負のスパイラルの「複雑に考える」というのが本当の意味での「思考放棄」で、正のスパイラルの「思考を取捨する」というのが放棄を含んだ「思考洗練」で、前者のやり方で「神を超える」所まで行けば僕はカルトを全面的に肯定するけど、そもそも芸術が「神と邂逅する行為」だと知らないのなら本質から遠ざかっていくだけ。
神以前にある芸術は総じて虚構のアートで、神以降にある芸術は総じて宿命のアートだが、独創性とかカルトとかいう言葉はとにかく前者に結び付きやすく、但し後者に向かっていくならカルトもポップも総じて純粋芸術だと言える。
OVER THE GODにアクセスする行為が芸術であるならば、芸術家は己と闘う夢想家だ。夢想がなければ分裂と闘うこともままならないし、その危機感がない芸術家は実はUNDER THE GODでパフォーマンスしてるだけ。
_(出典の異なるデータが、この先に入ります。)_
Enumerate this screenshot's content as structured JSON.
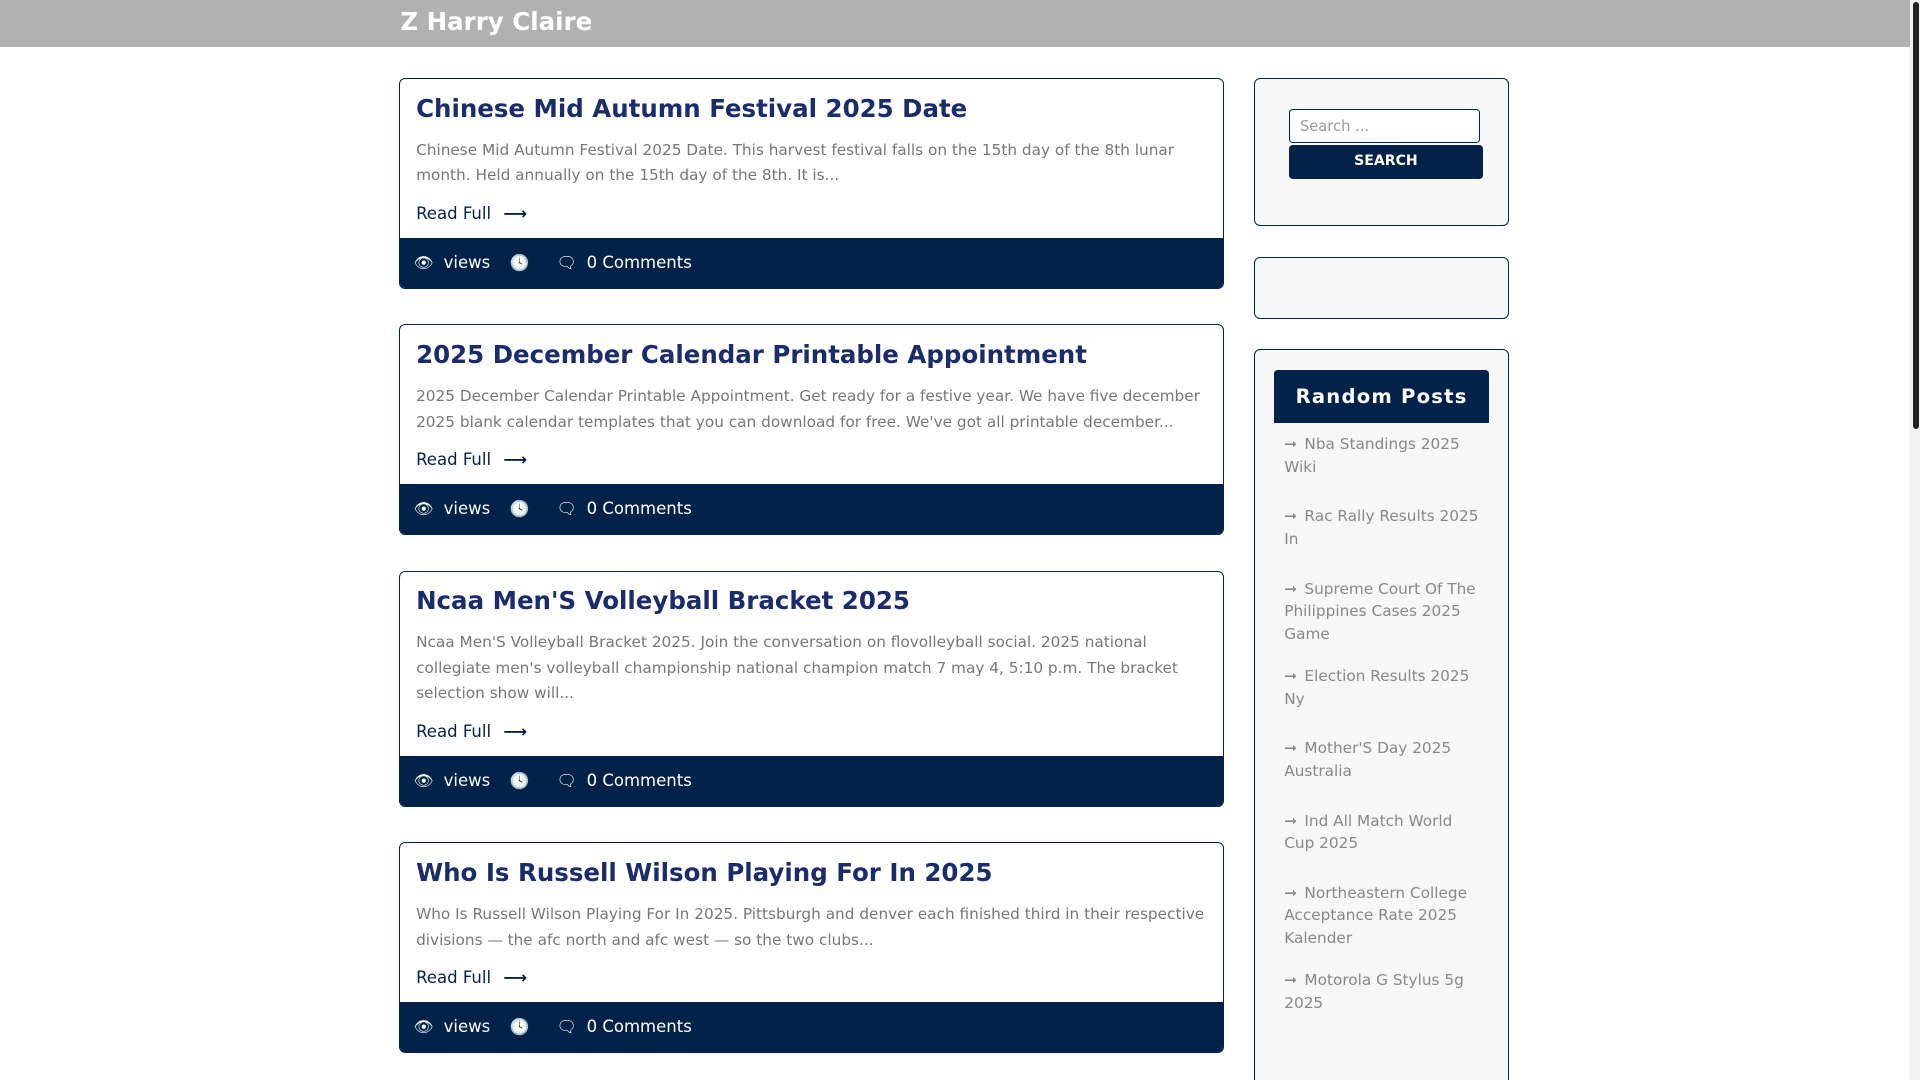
{
  "site_title": "Z Harry Claire",
  "posts": [
    {
      "title": "Chinese Mid Autumn Festival 2025 Date",
      "excerpt": "Chinese Mid Autumn Festival 2025 Date. This harvest festival falls on the 15th day of the 8th lunar month. Held annually on the 15th day of the 8th. It is...",
      "read_more": "Read Full",
      "views": "views",
      "comments": "0 Comments"
    },
    {
      "title": "2025 December Calendar Printable Appointment",
      "excerpt": "2025 December Calendar Printable Appointment. Get ready for a festive year. We have five december 2025 blank calendar templates that you can download for free. We've got all printable december...",
      "read_more": "Read Full",
      "views": "views",
      "comments": "0 Comments"
    },
    {
      "title": "Ncaa Men'S Volleyball Bracket 2025",
      "excerpt": "Ncaa Men'S Volleyball Bracket 2025. Join the conversation on flovolleyball social. 2025 national collegiate men's volleyball championship national champion match 7 may 4, 5:10 p.m. The bracket selection show will...",
      "read_more": "Read Full",
      "views": "views",
      "comments": "0 Comments"
    },
    {
      "title": "Who Is Russell Wilson Playing For In 2025",
      "excerpt": "Who Is Russell Wilson Playing For In 2025. Pittsburgh and denver each finished third in their respective divisions — the afc north and afc west — so the two clubs...",
      "read_more": "Read Full",
      "views": "views",
      "comments": "0 Comments"
    }
  ],
  "search": {
    "placeholder": "Search ...",
    "button": "SEARCH"
  },
  "random_posts": {
    "heading": "Random Posts",
    "items": [
      "Nba Standings 2025 Wiki",
      "Rac Rally Results 2025 In",
      "Supreme Court Of The Philippines Cases 2025 Game",
      "Election Results 2025 Ny",
      "Mother'S Day 2025 Australia",
      "Ind All Match World Cup 2025",
      "Northeastern College Acceptance Rate 2025 Kalender",
      "Motorola G Stylus 5g 2025"
    ]
  },
  "colors": {
    "primary": "#022249",
    "header": "#b1b1b1",
    "title": "#1a2c6b"
  }
}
即ち……病の兆しこそが創作の「勘」であり、立ち向かうべき推敲の「拠点」なのである。こう書くと少し大袈裟かもしれないが、これは芸術構造の一つの正確な比喩になっている筈で、故に僕はUNDER THE GODではなく、OVER THE GODで神に背を向けるのだ。
それは仮初の自分自身に「命を宿す行為」であり、そこから読んで字の如く「宿命が始まる」のである。